05 July 2022
Many operators in the construction industry still do not understand the rules surrounding the new domestic reverse charge (DRC) and how they apply to their business, despite it being introduced over a year ago.
The DRC, introduced on 1 March 2021, was designed as an anti-fraud measure with the aim of reducing VAT fraud in the construction sector. Where the DRC applies, customers must self-account for the VAT due to HMRC instead of the supplier charging VAT to the customer on their invoice. The reverse charge typically applies to supplies of construction services by sub-contractors to main contractors but can also apply in other cases.

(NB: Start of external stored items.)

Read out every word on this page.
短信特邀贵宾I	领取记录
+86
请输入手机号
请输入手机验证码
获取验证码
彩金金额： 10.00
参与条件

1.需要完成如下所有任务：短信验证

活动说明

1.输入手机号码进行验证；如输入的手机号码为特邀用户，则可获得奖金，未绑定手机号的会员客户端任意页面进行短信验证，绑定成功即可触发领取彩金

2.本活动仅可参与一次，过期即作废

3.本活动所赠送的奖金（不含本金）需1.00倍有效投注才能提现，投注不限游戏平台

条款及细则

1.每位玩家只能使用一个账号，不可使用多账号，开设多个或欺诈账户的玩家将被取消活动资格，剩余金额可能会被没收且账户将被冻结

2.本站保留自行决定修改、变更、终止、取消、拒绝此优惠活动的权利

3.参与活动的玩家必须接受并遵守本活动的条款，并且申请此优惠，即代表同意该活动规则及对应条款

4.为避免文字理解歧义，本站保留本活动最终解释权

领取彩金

While simple in concept, the DRC rules are complex in the detail and construction and real estate advisers are still seeing a general lack of understanding of the rules across the industry. Over a half of the respondents to a recent RSM poll said that they either had not heard of the DRC or had difficulties operating it. HMRC’s detailed guidance is not straightforward for businesses to navigate and, since the rules were introduced, HMRC has not updated it to reflect the practical issues and challenges faced by taxpayers in implementing the DRC.
During an initial ‘light touch’ period of six months, HMRC did not seek to levy penalties on taxpayers that had applied the DRC incorrectly, provided that they did not deliberately exploit the rules. However, we are already starting to see HMRC asking questions about how businesses have applied the DRC as part of its VAT return enquiries. Now the new rules have been in place for more than a year, it would be reasonable to expect that HMRC will begin to issue penalties to taxpayers that are found to have made errors.
HMRC’s approach is that the DRC should be the default position and that VAT should not be charged without a specific reason. However, in reality, suppliers are more cautious of not charging VAT. Where there is doubt over whether the DRC applies, many would prefer to charge VAT rather than leave themselves at risk of an assessment for under-declared VAT. This leads to a risk for customers that try to recover the VAT that may have been incorrectly charged.
A lack of understanding of the complex rules means that some construction businesses may have overlooked their responsibilities under the DRC. Similarly, taxpayers that initially concluded that their activities fell outside of the DRC may find that changing circumstances mean they are now caught by the rules. Businesses should continue to review how the DRC applies to them to ensure that they remain compliant and avoid penalties. We would welcome improved and updated guidance from HMRC to support businesses with this.